Last month, on June 22, Gulf States issued a 13-point list of demands to resolve the ongoing dispute and gave Qatar 10 days to respond. On Sunday, the deadline was extended by 48 hours.
The standoff revolves around allegations that Doha supports Islamist militants, including the Muslim brotherhood. The latter is recognized as a terrorist group by Saudi Arabia, Egypt and the UAE. Qatar denies backing terrorist organizations and has accused neighboring Arab countries of attempting to seize control of its foreign policy.
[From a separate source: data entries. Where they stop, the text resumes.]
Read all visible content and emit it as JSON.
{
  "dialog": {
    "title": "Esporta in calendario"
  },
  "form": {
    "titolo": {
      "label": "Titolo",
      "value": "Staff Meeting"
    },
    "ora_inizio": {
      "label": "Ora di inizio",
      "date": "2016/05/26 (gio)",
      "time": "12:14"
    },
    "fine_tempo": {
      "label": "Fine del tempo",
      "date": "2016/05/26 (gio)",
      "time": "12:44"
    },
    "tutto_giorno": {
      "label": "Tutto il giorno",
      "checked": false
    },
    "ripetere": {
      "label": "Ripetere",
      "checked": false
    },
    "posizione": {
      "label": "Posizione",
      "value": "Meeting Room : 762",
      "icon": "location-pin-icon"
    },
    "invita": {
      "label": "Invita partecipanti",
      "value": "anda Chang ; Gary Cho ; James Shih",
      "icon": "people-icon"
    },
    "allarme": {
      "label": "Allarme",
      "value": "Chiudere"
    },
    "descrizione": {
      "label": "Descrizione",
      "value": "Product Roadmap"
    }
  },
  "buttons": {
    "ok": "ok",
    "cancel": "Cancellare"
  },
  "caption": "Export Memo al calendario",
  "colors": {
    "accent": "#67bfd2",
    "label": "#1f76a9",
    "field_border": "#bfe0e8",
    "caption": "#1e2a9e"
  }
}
While the clash between Qatar and a coalition of Arab states is still being negotiated, senior Gulf diplomats have reportedly suggested a settlement is unlikely. Ahead of the announcement, Qatar's foreign minister Sheikh Mohammed bin Abdul Rahman al-Thani told Reuters the actions taken to date by Saudi Arabia and its allies had been "clear aggression and insult."
Qatar had previously described the demands as "unrealistic and not actionable".
Saudi Arabia, Egypt, Bahrain and the UAE have enacted a series of unprecedented diplomatic and economic measures against Doha, such as severing political ties, closing land, sea and air links, and expelling Qatari nationals from their countries.
Qatar has reportedly responded to the demands, but no details have been released publically.
Earlier on Wednesday, Moody's rating agency slashed its outlook for the emirate's sovereign credit rating to "negative" from "stable", despite Qatar ramping up its lucrative LNG exports in the midst of a tense diplomatic crisis.